Master of Arts in English student Anya Banerjee took out the oral category in Arts Impact with her presentation on the reception of Shakespeare in Bengal.

She argued that gaps in the narrative of Shakespeare’s ‘universal’ appeal point to an inextricable link between the story of Shakespeare in Bengal and that of modern Bengali femininity.

The nineteenth century in Bengal is commonly called the ‘Bengal Renaissance’ — an age when Indian and European ideas coalesced, instigating a break from traditionalism into what was thought of as progress and modernity for Bengali society.

Most of these legislative and cultural shifts centred on women, and Anya’s thesis explores various instances of the reception of Shakespeare in Bengal, and the ways in which the Bengali male elite sublimated the overwhelming experience of British authority into constructions of womanhood.

Master of Creative Writing student Caroline Barron spoke about how critical both careful research and wild imagination are in creating a believable world against which fictional characters can go about their fictional lives, and placed second.

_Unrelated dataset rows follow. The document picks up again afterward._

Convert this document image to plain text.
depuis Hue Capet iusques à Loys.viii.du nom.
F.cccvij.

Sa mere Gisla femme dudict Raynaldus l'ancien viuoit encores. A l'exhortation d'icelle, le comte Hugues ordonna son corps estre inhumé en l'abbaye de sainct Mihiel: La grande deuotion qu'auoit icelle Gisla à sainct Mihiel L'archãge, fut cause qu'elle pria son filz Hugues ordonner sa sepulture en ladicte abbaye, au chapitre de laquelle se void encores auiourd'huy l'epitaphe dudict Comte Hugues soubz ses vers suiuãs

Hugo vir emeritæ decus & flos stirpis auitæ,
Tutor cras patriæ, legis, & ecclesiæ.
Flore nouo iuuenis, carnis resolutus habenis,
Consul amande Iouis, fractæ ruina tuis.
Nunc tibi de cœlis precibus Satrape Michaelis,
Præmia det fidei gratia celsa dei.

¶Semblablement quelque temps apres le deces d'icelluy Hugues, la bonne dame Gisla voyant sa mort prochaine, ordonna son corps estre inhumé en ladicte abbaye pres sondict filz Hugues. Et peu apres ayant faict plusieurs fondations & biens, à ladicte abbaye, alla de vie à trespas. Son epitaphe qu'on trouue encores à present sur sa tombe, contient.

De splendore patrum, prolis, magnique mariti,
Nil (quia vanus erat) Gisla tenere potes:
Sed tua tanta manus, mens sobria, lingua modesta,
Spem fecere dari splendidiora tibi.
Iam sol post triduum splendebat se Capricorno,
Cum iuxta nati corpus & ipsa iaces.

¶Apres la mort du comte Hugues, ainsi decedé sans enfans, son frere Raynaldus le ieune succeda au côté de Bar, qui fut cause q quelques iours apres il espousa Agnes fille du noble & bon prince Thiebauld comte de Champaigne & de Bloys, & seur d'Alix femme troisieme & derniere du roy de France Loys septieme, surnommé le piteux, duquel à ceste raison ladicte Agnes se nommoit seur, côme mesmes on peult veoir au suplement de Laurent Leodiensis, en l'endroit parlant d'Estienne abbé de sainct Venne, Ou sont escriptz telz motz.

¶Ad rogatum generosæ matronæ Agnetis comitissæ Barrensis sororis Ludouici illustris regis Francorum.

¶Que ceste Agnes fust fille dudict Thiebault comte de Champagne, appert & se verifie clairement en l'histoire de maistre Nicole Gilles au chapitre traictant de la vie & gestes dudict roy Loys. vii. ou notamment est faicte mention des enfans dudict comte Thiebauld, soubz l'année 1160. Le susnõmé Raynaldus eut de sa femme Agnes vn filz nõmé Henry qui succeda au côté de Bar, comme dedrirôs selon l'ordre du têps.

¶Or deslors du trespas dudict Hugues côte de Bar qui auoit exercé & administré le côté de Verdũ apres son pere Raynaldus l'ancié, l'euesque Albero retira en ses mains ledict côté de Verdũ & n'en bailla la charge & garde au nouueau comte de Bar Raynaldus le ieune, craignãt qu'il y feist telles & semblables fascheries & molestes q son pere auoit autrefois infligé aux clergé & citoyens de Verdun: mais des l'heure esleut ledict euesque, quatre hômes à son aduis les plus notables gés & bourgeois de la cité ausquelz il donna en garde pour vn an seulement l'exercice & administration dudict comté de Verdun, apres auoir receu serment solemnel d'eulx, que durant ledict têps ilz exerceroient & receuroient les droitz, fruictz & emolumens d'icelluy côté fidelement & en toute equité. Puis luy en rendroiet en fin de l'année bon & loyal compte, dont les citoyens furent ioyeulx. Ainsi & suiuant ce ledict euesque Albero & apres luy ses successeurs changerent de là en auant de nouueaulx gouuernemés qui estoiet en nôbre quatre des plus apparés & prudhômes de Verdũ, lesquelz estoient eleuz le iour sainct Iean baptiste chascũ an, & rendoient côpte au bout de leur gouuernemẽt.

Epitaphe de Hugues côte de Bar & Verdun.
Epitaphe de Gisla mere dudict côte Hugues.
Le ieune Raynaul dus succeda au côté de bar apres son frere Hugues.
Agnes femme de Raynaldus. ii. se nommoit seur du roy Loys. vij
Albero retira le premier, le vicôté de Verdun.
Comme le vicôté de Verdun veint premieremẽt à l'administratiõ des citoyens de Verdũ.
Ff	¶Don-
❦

Third place went to Ania Grant, who spoke about sexual selection and female choice in popular narratives for women.

Best of Arts 2015
Laurence Simmons congratulates Arts Impact poster competition winner Josh Emmitt at Best of Arts.

Doctoral candidate in Anthropology Josh Emmitt won the poster category in Arts Impact with his poster that added the third dimension to archaeological section drawings.

Archaeological section drawings are two-dimensional representations of deposit cross sections within an excavated area that have been common in archaeological literature since the early twentieth century. With modern computing techniques these drawings can now be digitised and transformed into three-dimensional representations.

Three-dimensional representations can then be integrated into Geographical Information Systems to place the data back into its original context and consider it in relation to contemporary data. This process was applied to the 1925-26 excavation of Kom W in the Fayum, Egypt by Caton-Thompson and Gardner and allowed for the original excavation of Kom W to contribute to current research.

Two doctoral candidates in History tied for second and third place in the poster competition: Ella Arbury, with a poster on the influence of ideas about health on Auckland homes from 1918-1949, and Emma Zuroski, with a poster exploring the maritime, scientific and imperial traditions in which the HMS Challenger Expedition of 1872-1876 took place to better understand how early scientific knowledge of the ocean developed.
 

You can catch all these presentations at Exposure this week, culminating in a prize giving MC’d by Ben Hurley.